Früher musste man im Bärenmarkt entweder etwas Zinsen an der Börse mitnehmen oder zu DeFi laufen und dort Mining betreiben: Die Rendite war zwar höher, aber man konnte die Risiken durch Smart Contracts, die Verlustschwankungen durch Volatilität (Impermanent Loss) und den Token-Absturz bei weitem Kursverfall nicht vermeiden.

Jetzt ist es anders.

Zum Beispiel liegt die reine U-Rendite von Maple bereits bei fast 5 %, und Plume baut einen RWA-Ertrags-Gewinnpool auf – mit einer Basisallokation in Anleihen, CLOs und Fonds sowie weiteren klassischen Vermögenswerten. Ondo beginnt ebenfalls, Aktien- und ETF-Token in den Kreditmarkt zu bringen, und in Zukunft wird es immer mehr stabile Ertrags-Assets geben.

Für viele ist eine US-Dollarrendite von 4 %–5 % zwar kein „übertriebenes“ Geschäft, aber sie ist vor allem stabil. Im Bärenmarkt muss man nicht jeden Tag nach Mining suchen, keine Hotspots hinterherjagen und trägt auch nicht die vielen Risiken, die mit DeFi-Fallen einhergehen.
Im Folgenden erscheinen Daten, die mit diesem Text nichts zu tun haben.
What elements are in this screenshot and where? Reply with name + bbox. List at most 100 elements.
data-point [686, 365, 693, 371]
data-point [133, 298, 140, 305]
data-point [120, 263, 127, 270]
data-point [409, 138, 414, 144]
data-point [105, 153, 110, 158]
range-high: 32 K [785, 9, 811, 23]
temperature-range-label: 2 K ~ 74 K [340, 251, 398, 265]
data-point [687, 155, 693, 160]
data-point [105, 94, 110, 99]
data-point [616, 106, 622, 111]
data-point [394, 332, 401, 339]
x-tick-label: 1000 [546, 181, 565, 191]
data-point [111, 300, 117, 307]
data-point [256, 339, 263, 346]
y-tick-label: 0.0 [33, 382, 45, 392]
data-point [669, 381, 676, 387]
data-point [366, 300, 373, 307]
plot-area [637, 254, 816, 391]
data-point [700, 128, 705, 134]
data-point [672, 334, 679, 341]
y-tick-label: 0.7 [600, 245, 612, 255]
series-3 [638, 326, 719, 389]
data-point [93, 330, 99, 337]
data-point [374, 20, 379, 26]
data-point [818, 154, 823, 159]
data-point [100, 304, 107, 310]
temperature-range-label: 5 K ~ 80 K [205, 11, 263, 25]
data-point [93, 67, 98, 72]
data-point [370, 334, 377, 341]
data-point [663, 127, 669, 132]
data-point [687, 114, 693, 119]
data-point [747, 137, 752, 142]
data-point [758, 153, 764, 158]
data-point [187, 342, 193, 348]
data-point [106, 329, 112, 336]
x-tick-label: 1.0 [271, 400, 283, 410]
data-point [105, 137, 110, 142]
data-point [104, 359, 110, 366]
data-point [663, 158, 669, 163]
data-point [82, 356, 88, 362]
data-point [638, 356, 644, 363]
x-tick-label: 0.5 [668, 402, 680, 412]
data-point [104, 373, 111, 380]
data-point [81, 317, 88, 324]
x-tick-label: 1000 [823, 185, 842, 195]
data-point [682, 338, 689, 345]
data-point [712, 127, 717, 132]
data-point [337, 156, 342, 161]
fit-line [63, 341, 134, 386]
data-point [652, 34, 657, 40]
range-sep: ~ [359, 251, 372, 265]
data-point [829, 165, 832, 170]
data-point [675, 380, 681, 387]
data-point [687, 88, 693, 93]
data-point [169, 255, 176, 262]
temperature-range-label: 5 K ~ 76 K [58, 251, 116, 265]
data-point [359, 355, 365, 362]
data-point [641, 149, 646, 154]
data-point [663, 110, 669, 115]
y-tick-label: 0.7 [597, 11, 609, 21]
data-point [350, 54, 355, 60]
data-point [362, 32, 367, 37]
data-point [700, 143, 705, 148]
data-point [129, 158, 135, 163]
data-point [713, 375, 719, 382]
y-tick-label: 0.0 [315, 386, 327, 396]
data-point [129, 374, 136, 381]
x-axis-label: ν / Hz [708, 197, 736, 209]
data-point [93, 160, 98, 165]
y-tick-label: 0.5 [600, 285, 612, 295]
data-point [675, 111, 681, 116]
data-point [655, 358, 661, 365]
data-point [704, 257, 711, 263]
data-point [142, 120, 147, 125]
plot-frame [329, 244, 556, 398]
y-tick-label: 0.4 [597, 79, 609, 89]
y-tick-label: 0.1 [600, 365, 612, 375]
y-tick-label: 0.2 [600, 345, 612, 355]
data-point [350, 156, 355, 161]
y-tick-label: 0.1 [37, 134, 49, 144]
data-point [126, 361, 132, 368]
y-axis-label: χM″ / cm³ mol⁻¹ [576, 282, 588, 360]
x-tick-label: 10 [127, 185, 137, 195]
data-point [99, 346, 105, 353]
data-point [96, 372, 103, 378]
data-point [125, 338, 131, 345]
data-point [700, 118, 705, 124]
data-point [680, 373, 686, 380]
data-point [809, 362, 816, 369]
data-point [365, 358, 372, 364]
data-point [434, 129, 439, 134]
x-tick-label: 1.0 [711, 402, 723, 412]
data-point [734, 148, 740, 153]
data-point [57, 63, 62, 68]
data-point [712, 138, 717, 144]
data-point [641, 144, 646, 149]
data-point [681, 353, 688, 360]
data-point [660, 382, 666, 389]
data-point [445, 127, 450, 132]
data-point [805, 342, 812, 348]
Die Kapitalausnutzung wird deutlich besser.

Allerdings sind RWA-Geschäft und RWA-Konzepträume eigentlich zwei verschiedene Dinge.

Die meisten RWA Token sind ihrem Wesen nach Governance-Token und können die Managementgebühren, Spreads, Dividenden usw. nicht direkt als Cashflows mitbekommen. Das Geld, das das Projekt verdient, gehört den Aktionären des Unternehmens, nicht den Token-Inhabern. Der Token-Preis wird daher mehr von Markt-Konsens getrieben als von den Geschäftserlösen.

Noch entscheidender: Bei vielen RWA-Projekten hängt die Entwicklung des Geschäfts nicht so stark vom Token-Kurs ab. Selbst wenn das Geschäft noch so gut läuft, muss das nicht zwangsläufig unmittelbar im Coin-Preis sichtbar werden.

Deshalb fällt es mir seit jeher schwer, den Großteil der RWA-Token als wirkliches Blue-Chip-Asset zu definieren.

Es sei denn, in Zukunft kommen Projekte wie ONDO tatsächlich von Governance-Tokens weg und hin zu On-Chain-RWA-Indizes, Ertragsrechten oder einem Modell, das dauerhaft Cashflows kontinuierlich abgreift. Andernfalls sind sie eher wie der Handel mit dem RWA-Erzählstoff – statt RWA selbst zu halten.